すると、現場ではうまく撮れたと思っていた画が今ひとつであることに気づいたり、逆にそれほど意識していなかった場面が面白く見えたりします。つまり、「編集者の眼」で撮影素材を吟味できるようになるのです。
体験した記憶と、記録された映像にはギャップがあります。ですから、映像自体を客観的に見て編集することが大切だと思っています。
迷ったらカットする
カットするかどうか迷ったときは、迷わずカットするようにしています。
カットするかどうか迷う部分は、たいてい全体の流れやリズムとコンフリクトを起こしています。にもかかわらず「迷う」のは、コスト意識が邪魔をするからです。
カットするとは、すなわち「捨てる」ことですから、自分で撮影した素材でなくとも、「もったいない」という気持ちが生じるのは自然なことです。
しかし、大部分を捨てることで一部を生かすのが編集です。
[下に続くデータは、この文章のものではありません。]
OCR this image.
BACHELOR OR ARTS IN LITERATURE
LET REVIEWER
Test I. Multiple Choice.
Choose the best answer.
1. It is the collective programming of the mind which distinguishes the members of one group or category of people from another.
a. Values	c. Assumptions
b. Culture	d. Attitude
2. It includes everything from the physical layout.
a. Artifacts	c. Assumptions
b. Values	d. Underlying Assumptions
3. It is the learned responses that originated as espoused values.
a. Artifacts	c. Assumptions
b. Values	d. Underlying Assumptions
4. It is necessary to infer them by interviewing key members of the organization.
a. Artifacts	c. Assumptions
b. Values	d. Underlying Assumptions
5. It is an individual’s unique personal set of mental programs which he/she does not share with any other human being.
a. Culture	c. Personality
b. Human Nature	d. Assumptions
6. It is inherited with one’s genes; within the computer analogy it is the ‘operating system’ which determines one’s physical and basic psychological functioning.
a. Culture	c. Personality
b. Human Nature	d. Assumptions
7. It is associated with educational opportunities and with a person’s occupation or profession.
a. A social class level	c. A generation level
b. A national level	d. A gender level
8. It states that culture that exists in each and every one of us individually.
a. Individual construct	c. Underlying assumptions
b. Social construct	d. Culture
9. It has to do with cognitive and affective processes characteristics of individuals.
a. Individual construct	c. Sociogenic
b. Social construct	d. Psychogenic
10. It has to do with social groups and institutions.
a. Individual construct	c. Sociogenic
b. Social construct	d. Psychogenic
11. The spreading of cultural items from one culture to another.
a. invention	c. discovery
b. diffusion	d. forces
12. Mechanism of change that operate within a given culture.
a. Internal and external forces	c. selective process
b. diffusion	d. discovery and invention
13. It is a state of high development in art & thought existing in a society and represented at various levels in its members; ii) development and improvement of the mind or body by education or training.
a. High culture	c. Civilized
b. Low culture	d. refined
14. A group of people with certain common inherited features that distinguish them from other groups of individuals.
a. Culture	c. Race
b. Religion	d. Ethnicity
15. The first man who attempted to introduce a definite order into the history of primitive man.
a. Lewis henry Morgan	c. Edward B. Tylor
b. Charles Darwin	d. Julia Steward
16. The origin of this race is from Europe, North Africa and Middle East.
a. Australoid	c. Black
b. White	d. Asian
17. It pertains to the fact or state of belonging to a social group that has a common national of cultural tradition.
逆説的ですが、映像の価値を高めるには、積極的に捨てることが大切だと思います。
作文するように構成する
動画編集は、作文にとても似ています。
撮影素材から切り出した、ひとつながりの映像をカットと呼びます。完成動画の最小単位ですから、文章でいえば単語のようなものです。
このカットをつないで、ひとつの場面、つまりシーンをつくります。そしてシーンをつないで、ストーリー(構成)上のまとまりであるシークエンスをつくります。
単語をつないで文を書き、要旨ごとに段落で区切ってひとつの文章をつくるイメージは、カットをつないでシーンをつくり、シークエンスごとに整理しながらひとつの動画作品を完成させるイメージと重なります。
ですから、文章構成の重要なポイントは、動画編集にも当てはまります。
たとえば「結論から書く」。
結論を先に述べて、その後「なぜならば…」と説くほうが、読み手聞き手によく伝わるという王道の構成法です。
これをドキュメンタリー的な動画編集にあてはめると、「結果から見せる」ということになります。時系列に縛られず、まず結果を見せ、そこから「始まり」に遡る構成です。
「時系列を入れ替えると視聴者が混乱するのでは?」という心配は無用です。適切に構成されていれば、視聴者は因果関係をすぐに理解します。
作文も動画編集も「現実の再構成」です。その際、最も大事なのは「まず受け手の興味を引く」ことだと思います。なにより怖いのは、工夫のない説明的な構成がもたらす退屈なのです。